Powered osteotomes offer some distinctions from traditional instruments. By virtue of the ease with which bone cuts are made, this instrumentation appears to provide greater precision in the placement and con tour of osteotomies. Its effectiveness is highlighted by its ability to create an intermediate osteotomy after medial and lateral cuts have been performed, as demonstrated in cadavers. A single operator, without relying on an assistant to use the mallet, can perform osteotomies. Disadvantages associated with the powered osteotomes include the need for compressed air and the presence of a cord attached to the end of the instrument that some may find cumbersome. With conventional osteotomies, even a sound-deadened mallet and a gentle technique may create an unpleasant noise and jolting sensation in the awake patient; this can be avoided with the powered osteotome. However, there is a different noise introduced during its use that some individuals may find equally disruptive. As with all tools, familiarity and confidence is important in their successful use. The rhinoplasty surgeon may find the powered osteotome a useful addition to his or her armamentarium.
POWERED INSTRUMENTS FOR SEPTOPLASTY
Although conventional septoplasty has changed very little over the years, there are occasions in which a more limited procedure is suited for focal pathology. For example, during endoscopic sinus surgery an isolated septal spur or fracture may limit access to the paranasal sinuses. Pediatric septoplasty is characterized by limited tissue disruption and a targeted approach. Under these circumstances, an endoscopic septoplasty may be appropriate. 3 – 7 In selected cases, the use of the powered burr is well- suited.”
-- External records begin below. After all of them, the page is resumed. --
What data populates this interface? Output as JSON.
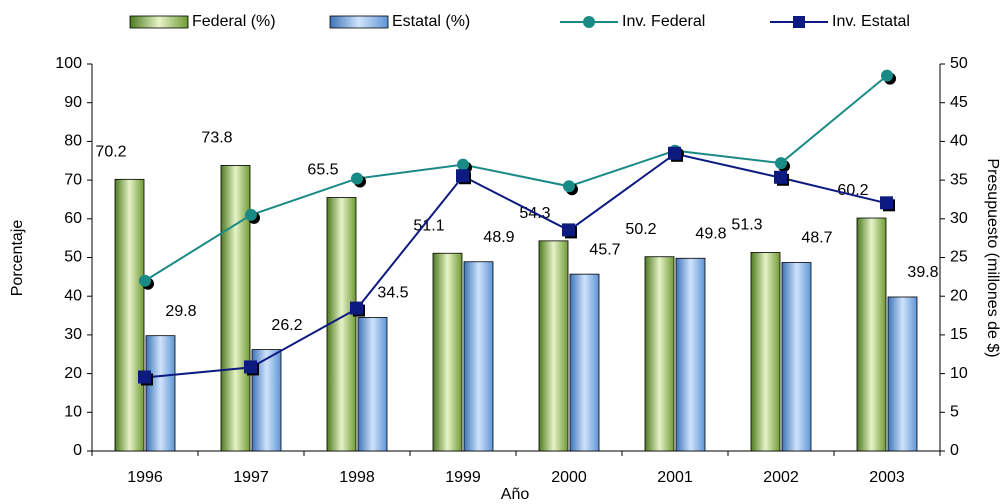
{
  "chart_data": {
    "type": "bar",
    "categories": [
      "1996",
      "1997",
      "1998",
      "1999",
      "2000",
      "2001",
      "2002",
      "2003"
    ],
    "x_label": "Año",
    "y_label": "Porcentaje",
    "y2_label": "Presupuesto (millones de $)",
    "ylim": [
      0,
      100
    ],
    "yticks": [
      0,
      10,
      20,
      30,
      40,
      50,
      60,
      70,
      80,
      90,
      100
    ],
    "y2lim": [
      0,
      50
    ],
    "y2ticks": [
      0,
      5,
      10,
      15,
      20,
      25,
      30,
      35,
      40,
      45,
      50
    ],
    "legend": "top",
    "series": [
      {
        "name": "Federal (%)",
        "type": "bar",
        "color": "#8fb84a",
        "values": [
          70.2,
          73.8,
          65.5,
          51.1,
          54.3,
          50.2,
          51.3,
          60.2
        ]
      },
      {
        "name": "Estatal (%)",
        "type": "bar",
        "color": "#7fb2e8",
        "values": [
          29.8,
          26.2,
          34.5,
          48.9,
          45.7,
          49.8,
          48.7,
          39.8
        ]
      },
      {
        "name": "Inv. Federal",
        "type": "line",
        "marker": "circle",
        "axis": "y2",
        "color": "#1a8a86",
        "values": [
          22,
          30.5,
          35.2,
          37,
          34.2,
          38.8,
          37.2,
          48.5
        ]
      },
      {
        "name": "Inv. Estatal",
        "type": "line",
        "marker": "square",
        "axis": "y2",
        "color": "#0d1a80",
        "values": [
          9.5,
          10.8,
          18.4,
          35.5,
          28.5,
          38.4,
          35.3,
          32
        ]
      }
    ]
  }
}
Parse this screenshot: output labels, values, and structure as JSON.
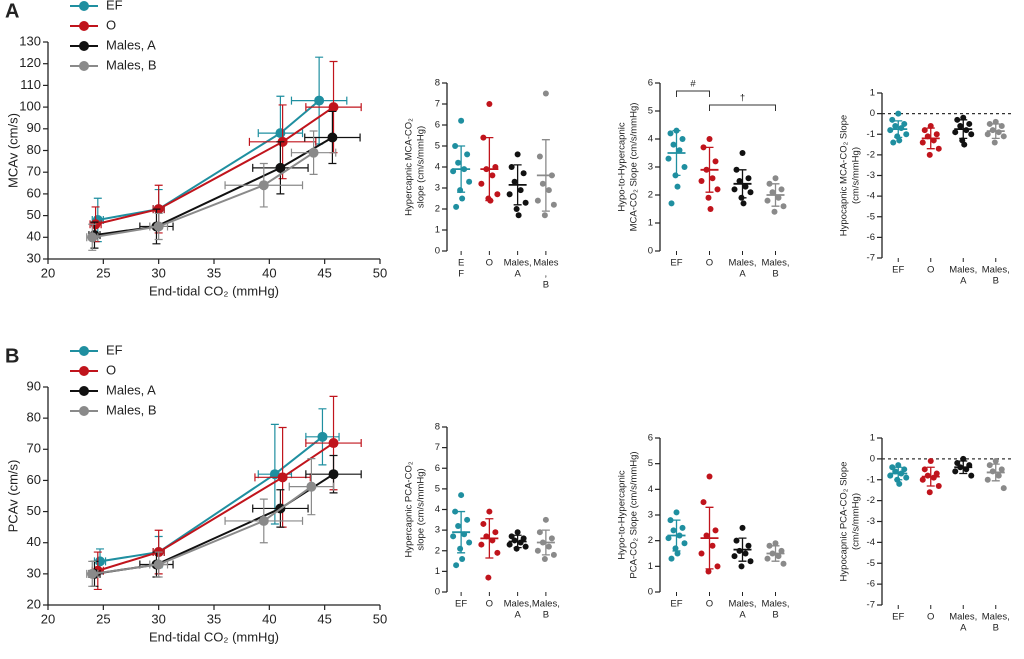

The powered rhinoplasty burr, described earlier in this article, is used for the endoscopic septoplasty. An incision is made just anterior to the pathology, and a unilateral mucoperichondrial flap is elevated around the bony or cartilaginous deviation. The 0° endoscope usually is positioned first, exposing the spur, followed by the endoscopic burr (Fig. 7). Intermittent irrigation and suction is applied while the burr is in use. The burr allows direct ablation of the septal pathology whereas the outer sheath protects the mucoperichondrial flap. The only area that is removed is the pathologic septum. At times, a layer of cartilage or bone will persist in the operated area, with only the obstructing portion of the spur removed. A quilting type suture can be placed in the area of the elevated flap to reappose the septal flaps. This technique minimizes disruption of muco- perichondrial flaps and may preserve septal continuity with limited ablation.
The powered endoscopic burr has been a useful tool during the more conservative, targeted approach septoplasty.